We should mention that you don’t have to implement this yourself if you really want to compute pairwise distances: the Distance.jl package provides optimized implementations of a broad variety of distance metrics, including this one. We presented this optimization trick as an example to illustrate the substantial performance gains that can be achieved by writing code that uses BLAS routines wherever possible.
Julia has a very active open source ecosystem. A variety of packages have been developed that provide optimized algorithms for high performance computation. Look for a package that does what you need before you decide to roll your own – and if you don’t find what you need, consider contributing it! Here are a couple of packages that might be useful for those interested in high performance computation:
NumericExtensions.jl – extensions to Julia’s base functionality for high-performance support for a variety of common computations (many of these will gradually get moved into base Julia).

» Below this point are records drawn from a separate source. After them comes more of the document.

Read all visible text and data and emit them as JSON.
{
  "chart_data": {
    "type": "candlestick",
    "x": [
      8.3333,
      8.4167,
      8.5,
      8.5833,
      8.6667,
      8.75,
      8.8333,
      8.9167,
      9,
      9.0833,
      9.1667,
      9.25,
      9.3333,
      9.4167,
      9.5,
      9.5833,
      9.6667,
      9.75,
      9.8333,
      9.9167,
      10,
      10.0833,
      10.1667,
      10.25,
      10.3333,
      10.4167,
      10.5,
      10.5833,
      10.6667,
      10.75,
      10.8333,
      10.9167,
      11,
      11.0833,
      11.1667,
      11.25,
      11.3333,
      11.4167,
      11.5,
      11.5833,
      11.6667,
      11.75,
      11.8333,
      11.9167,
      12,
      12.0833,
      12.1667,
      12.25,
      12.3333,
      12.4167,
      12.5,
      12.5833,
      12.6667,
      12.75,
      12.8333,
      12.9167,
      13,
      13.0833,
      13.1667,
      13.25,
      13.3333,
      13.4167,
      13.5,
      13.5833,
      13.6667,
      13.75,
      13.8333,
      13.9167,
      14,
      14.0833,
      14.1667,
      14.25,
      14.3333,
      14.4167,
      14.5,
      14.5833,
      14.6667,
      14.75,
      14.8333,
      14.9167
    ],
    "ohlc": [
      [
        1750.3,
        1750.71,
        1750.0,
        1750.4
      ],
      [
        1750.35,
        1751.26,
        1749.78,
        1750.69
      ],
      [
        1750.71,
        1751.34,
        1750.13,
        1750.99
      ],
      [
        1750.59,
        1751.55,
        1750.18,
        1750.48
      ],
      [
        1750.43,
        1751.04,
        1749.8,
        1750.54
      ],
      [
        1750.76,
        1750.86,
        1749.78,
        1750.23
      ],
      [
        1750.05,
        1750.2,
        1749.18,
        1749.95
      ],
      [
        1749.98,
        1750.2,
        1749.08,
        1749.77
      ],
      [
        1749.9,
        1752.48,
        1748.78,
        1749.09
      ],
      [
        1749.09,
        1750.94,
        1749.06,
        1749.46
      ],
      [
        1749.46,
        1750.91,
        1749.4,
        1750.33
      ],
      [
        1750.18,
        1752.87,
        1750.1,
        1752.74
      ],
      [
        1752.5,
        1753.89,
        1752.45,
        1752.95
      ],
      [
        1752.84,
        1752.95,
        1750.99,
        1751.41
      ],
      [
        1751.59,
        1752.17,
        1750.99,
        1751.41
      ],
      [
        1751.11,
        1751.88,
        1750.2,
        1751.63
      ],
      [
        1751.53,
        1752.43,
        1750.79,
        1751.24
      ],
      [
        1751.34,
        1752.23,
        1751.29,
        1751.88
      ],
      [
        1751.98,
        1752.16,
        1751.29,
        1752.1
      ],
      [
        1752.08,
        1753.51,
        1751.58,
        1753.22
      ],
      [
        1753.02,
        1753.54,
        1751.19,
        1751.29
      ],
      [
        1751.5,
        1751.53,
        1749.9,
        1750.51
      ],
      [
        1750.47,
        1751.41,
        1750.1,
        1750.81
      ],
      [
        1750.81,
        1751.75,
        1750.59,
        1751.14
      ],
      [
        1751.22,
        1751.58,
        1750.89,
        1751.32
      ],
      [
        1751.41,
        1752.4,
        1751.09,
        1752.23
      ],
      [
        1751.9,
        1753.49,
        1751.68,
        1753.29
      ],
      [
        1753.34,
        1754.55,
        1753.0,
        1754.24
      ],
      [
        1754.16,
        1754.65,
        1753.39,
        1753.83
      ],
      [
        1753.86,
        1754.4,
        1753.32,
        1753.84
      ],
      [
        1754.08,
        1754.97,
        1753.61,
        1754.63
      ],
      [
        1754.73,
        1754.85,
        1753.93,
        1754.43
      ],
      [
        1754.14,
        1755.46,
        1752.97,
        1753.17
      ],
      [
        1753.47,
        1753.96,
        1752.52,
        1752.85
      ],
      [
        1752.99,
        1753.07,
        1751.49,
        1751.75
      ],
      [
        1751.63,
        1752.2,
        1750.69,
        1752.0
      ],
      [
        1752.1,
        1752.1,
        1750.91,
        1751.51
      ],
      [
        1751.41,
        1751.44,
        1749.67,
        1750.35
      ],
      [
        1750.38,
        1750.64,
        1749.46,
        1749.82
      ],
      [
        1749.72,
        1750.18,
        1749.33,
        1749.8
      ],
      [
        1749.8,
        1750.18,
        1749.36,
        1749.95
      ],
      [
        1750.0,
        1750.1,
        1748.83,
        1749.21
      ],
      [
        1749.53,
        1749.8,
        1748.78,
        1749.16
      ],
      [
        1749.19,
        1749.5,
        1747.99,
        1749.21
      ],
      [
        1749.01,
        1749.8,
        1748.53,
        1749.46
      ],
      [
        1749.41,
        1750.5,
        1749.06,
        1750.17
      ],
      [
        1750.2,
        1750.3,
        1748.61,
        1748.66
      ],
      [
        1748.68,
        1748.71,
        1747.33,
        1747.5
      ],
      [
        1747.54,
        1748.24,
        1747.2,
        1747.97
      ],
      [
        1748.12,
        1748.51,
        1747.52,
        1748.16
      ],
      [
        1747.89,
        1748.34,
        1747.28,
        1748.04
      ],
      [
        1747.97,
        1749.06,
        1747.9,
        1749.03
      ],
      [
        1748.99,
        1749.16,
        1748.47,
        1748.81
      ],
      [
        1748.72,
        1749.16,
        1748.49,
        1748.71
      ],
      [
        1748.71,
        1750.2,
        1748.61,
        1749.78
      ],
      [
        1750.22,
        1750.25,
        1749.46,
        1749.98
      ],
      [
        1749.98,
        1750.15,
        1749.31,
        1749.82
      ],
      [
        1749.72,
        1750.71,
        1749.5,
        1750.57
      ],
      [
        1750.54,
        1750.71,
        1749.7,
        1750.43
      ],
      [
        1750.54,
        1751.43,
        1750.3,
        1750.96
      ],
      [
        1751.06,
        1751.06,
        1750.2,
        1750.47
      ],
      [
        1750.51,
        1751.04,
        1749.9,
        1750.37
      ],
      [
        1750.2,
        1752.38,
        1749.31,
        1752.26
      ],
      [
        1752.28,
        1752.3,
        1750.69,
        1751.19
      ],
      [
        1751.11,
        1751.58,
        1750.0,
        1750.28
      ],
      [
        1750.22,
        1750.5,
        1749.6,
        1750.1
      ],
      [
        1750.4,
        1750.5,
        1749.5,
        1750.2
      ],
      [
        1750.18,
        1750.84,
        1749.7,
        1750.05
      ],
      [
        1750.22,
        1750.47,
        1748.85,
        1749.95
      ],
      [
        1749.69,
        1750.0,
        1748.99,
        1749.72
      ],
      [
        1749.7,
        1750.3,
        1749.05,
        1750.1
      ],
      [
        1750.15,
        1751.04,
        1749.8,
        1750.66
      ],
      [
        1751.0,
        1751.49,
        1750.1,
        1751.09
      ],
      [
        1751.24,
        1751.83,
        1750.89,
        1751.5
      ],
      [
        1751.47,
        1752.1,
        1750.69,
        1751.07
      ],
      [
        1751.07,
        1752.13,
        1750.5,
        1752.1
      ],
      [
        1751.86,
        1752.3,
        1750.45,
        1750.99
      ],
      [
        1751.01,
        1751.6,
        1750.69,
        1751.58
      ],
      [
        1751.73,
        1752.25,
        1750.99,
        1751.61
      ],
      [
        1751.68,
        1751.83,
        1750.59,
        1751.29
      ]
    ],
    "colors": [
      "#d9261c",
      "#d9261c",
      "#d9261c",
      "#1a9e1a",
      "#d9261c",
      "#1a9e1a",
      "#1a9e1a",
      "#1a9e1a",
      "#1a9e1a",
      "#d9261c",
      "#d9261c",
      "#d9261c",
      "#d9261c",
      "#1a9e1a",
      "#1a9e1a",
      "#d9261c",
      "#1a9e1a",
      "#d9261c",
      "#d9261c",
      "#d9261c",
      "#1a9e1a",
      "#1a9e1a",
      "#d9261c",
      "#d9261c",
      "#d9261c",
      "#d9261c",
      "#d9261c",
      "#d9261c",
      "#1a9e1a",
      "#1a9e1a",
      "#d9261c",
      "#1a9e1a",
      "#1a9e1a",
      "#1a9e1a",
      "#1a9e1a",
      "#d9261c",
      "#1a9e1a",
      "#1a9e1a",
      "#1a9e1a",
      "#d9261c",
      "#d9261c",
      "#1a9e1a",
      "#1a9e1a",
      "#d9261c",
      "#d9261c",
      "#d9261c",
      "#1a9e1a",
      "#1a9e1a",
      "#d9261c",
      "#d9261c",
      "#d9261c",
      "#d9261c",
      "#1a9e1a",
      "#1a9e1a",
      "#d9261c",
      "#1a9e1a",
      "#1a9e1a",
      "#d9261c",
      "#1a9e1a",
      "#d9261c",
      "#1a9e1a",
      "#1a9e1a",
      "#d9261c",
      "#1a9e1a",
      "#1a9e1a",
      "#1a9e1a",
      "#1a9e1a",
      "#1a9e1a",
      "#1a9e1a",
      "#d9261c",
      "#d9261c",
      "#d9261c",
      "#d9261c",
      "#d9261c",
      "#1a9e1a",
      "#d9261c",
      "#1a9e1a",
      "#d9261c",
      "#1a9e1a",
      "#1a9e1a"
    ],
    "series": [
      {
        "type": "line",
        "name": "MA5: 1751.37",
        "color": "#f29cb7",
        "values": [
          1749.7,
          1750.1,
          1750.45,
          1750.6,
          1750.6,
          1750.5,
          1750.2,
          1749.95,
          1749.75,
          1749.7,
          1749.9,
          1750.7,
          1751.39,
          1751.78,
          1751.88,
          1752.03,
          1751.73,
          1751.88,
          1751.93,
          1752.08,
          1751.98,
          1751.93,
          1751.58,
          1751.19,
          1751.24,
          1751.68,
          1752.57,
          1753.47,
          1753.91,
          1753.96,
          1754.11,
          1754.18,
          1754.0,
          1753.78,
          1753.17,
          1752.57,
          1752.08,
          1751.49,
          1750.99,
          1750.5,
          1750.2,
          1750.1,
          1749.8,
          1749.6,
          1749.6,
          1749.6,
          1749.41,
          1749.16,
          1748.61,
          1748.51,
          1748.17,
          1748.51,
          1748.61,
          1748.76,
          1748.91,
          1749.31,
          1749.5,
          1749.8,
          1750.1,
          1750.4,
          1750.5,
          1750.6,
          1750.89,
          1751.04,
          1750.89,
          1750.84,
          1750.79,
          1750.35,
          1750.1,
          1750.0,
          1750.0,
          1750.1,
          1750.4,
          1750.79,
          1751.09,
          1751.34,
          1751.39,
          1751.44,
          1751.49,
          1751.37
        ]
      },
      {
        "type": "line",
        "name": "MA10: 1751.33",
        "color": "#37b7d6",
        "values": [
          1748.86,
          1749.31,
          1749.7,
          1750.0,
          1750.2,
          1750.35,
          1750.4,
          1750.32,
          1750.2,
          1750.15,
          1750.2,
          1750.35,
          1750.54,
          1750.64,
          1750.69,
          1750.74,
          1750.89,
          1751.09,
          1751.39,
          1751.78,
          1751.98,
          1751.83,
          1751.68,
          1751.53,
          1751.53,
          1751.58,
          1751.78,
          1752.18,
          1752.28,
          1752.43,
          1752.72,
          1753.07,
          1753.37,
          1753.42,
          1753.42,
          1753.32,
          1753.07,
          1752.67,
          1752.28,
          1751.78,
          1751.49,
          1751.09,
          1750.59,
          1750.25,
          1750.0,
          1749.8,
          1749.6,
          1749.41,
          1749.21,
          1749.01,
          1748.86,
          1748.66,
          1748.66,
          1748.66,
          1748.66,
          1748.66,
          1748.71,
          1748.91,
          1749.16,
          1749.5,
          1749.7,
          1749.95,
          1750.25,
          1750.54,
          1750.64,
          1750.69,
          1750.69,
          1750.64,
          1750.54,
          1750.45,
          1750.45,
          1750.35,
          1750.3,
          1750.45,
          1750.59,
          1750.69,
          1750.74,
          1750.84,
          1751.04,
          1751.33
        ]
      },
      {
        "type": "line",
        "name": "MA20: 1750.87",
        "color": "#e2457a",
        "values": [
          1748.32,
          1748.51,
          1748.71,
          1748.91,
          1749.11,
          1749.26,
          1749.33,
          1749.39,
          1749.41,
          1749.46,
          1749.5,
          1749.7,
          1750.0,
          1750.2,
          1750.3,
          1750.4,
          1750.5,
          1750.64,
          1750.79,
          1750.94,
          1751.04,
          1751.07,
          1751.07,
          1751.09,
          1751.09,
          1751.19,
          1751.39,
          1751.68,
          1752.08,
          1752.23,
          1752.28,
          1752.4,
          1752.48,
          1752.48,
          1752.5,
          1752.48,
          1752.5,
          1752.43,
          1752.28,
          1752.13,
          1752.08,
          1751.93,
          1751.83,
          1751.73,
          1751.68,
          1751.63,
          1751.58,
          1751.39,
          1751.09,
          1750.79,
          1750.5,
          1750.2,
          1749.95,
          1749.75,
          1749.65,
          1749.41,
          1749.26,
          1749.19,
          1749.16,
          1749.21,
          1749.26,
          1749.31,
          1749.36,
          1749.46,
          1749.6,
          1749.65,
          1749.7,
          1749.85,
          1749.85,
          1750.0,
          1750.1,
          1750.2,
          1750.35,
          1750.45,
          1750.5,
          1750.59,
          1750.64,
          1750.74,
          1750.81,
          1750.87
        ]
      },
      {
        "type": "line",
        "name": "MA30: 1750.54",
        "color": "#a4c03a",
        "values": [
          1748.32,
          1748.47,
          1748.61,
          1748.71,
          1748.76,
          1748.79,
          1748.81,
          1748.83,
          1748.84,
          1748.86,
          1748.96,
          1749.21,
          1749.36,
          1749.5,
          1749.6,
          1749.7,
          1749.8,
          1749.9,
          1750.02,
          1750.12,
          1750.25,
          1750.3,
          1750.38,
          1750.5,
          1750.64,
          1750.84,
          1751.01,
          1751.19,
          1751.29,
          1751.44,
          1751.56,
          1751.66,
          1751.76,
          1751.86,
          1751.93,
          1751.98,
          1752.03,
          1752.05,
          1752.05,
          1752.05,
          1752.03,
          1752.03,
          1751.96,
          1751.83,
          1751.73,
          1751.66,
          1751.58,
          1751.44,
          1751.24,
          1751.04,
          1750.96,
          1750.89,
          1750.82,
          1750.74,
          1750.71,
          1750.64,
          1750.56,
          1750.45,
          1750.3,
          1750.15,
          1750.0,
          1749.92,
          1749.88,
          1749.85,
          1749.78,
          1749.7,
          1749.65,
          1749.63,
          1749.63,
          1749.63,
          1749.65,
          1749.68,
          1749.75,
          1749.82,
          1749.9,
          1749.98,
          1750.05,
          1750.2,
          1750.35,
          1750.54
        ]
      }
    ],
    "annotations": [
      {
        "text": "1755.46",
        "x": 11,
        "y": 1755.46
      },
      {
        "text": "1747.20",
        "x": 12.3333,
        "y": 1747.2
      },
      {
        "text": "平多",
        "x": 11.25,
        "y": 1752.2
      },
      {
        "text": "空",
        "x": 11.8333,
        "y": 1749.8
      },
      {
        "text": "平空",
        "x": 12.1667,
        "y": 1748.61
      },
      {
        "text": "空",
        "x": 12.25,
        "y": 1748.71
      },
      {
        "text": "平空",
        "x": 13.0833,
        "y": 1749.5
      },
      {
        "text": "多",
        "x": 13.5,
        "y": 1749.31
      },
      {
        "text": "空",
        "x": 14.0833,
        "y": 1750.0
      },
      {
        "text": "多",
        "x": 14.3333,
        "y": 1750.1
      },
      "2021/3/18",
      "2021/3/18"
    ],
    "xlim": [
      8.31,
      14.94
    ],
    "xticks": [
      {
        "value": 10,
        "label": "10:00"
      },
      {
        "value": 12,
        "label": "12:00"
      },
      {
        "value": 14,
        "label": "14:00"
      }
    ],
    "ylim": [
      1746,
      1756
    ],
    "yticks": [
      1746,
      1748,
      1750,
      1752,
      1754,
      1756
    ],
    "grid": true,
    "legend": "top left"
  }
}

Devectorize.jl – macros and functions to de-vectorize vector expressions. With this package, users can write computations in high-level vectorized way while enjoying the high run-time performance of hand-coded de-vectorized loops.
Check out the Julia package list for many more packages. Julia also ships with a sampling profiler to measure where your code is spending most of its time. When in doubt, measure don’t guess!